The texts are distributed using the same licence as the original, annotation are CC-BY-SA 4.0.

Information about the model

They were tagged with Pie-Extended LASLA model using the 0.0.5a LASLA + model (trained with aligned PROIEL Vulgate as well as Priapea and a Late Latin Corpus to be published soon).

Note: the model is currently being fine-tuned in the context of my PhD. I'll fill this part when it will be done.

  • Enclitics duplicate the whole token (-que are not separated).
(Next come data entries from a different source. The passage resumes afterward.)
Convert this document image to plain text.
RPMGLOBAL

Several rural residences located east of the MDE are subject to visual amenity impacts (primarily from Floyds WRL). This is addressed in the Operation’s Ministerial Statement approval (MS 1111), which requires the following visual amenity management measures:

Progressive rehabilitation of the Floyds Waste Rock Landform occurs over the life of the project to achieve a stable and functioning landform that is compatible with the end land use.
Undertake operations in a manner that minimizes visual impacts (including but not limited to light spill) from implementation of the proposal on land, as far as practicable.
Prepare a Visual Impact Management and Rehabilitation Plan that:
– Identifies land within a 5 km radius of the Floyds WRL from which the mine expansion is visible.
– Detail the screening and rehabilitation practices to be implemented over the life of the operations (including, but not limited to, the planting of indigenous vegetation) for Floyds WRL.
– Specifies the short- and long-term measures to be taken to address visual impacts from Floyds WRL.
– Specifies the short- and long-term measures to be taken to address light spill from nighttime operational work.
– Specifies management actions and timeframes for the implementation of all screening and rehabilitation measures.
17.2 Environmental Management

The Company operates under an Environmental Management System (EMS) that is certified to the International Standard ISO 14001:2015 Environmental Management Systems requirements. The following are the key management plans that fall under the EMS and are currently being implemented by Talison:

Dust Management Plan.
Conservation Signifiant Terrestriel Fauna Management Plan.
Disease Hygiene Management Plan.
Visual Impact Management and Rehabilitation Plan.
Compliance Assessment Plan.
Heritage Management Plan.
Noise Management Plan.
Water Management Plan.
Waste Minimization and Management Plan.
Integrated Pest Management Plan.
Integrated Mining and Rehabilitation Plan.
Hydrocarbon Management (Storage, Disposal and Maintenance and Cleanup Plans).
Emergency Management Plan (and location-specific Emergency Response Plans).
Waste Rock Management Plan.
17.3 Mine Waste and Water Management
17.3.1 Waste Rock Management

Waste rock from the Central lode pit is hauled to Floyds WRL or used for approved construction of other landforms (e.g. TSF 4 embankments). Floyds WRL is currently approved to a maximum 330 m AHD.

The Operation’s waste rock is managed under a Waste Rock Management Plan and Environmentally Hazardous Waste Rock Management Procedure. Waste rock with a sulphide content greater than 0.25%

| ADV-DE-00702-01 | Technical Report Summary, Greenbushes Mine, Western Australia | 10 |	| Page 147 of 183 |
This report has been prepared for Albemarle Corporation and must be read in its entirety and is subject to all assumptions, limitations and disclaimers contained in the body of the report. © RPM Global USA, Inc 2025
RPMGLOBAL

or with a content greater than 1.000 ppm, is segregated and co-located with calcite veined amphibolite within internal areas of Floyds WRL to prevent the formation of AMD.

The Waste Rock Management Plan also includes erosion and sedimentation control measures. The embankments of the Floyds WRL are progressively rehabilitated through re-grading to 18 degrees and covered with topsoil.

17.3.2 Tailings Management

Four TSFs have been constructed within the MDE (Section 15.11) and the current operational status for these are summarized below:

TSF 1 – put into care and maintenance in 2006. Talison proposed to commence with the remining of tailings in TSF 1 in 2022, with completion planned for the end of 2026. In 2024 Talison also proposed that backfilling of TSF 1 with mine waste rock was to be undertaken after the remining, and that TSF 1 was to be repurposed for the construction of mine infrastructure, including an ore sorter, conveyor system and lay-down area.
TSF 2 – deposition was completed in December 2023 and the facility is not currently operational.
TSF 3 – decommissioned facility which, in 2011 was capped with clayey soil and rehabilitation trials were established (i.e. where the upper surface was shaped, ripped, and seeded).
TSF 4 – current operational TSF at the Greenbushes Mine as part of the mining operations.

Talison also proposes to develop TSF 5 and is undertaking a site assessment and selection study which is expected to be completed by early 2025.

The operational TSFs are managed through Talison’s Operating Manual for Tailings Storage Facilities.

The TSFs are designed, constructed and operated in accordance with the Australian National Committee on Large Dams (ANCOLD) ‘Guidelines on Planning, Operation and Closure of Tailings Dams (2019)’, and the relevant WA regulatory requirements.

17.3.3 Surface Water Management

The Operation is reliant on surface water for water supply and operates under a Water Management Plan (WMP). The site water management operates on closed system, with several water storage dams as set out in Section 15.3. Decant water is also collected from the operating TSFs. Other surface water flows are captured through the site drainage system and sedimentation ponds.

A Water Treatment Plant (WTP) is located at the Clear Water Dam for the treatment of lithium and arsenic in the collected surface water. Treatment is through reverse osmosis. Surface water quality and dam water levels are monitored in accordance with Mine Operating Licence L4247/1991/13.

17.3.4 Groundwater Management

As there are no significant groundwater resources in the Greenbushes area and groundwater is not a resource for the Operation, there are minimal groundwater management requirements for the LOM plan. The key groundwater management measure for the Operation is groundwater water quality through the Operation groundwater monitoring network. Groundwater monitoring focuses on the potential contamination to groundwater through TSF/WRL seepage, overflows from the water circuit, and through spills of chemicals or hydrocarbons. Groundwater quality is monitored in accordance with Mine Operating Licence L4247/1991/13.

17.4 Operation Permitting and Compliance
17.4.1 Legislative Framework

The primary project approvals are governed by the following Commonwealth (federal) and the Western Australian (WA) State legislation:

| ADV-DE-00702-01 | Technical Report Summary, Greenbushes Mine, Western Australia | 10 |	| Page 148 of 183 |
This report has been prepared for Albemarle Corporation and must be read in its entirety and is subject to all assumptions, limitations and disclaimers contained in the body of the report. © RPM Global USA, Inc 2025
They are identifiable through as their form starts and ends with { and }. Example :
  <w lemma="breuis" msd="Case=Abl|Numb=Plur|Gend=Com|Deg=Pos" n="1.18" pos="ADJqua" rend="section">breuibusque</w>
  <w lemma="que" msd="MORPH=empty" n="1.18" pos="CON" rend="section">{breuibusque}</w>
  • Roman numbers are lemmatized as Arabic numbers.

  • The model is highly susceptible of wrong annotation for wrong tokens such as 7AP.

  • Tokens ending with ? are known as needing disambiguation but disambiguation was not possible (there seems to have been an issue with some automatic ones in this version of the corpus).

Information about the schema

XML Files are TEI compliant (normally) and the text in separated in passages, their type being provided at the ab level.

    <text n="urn:cts:latinLit:phi0119.phi009.perseus-lat2">
        <body>
          <ab n="urn:cts:latinLit:phi0119.phi009.perseus-lat2:1" type="line">

Tokens use the standard TEI annotation elements @pos, @msd and @lemma:

<w lemma="gaudeo" msd="Numb=Sing|Mood=Ind|Tense=Pres|Voice=Act|Person=1" n="7" pos="VER" rend="line">gaudeo</w>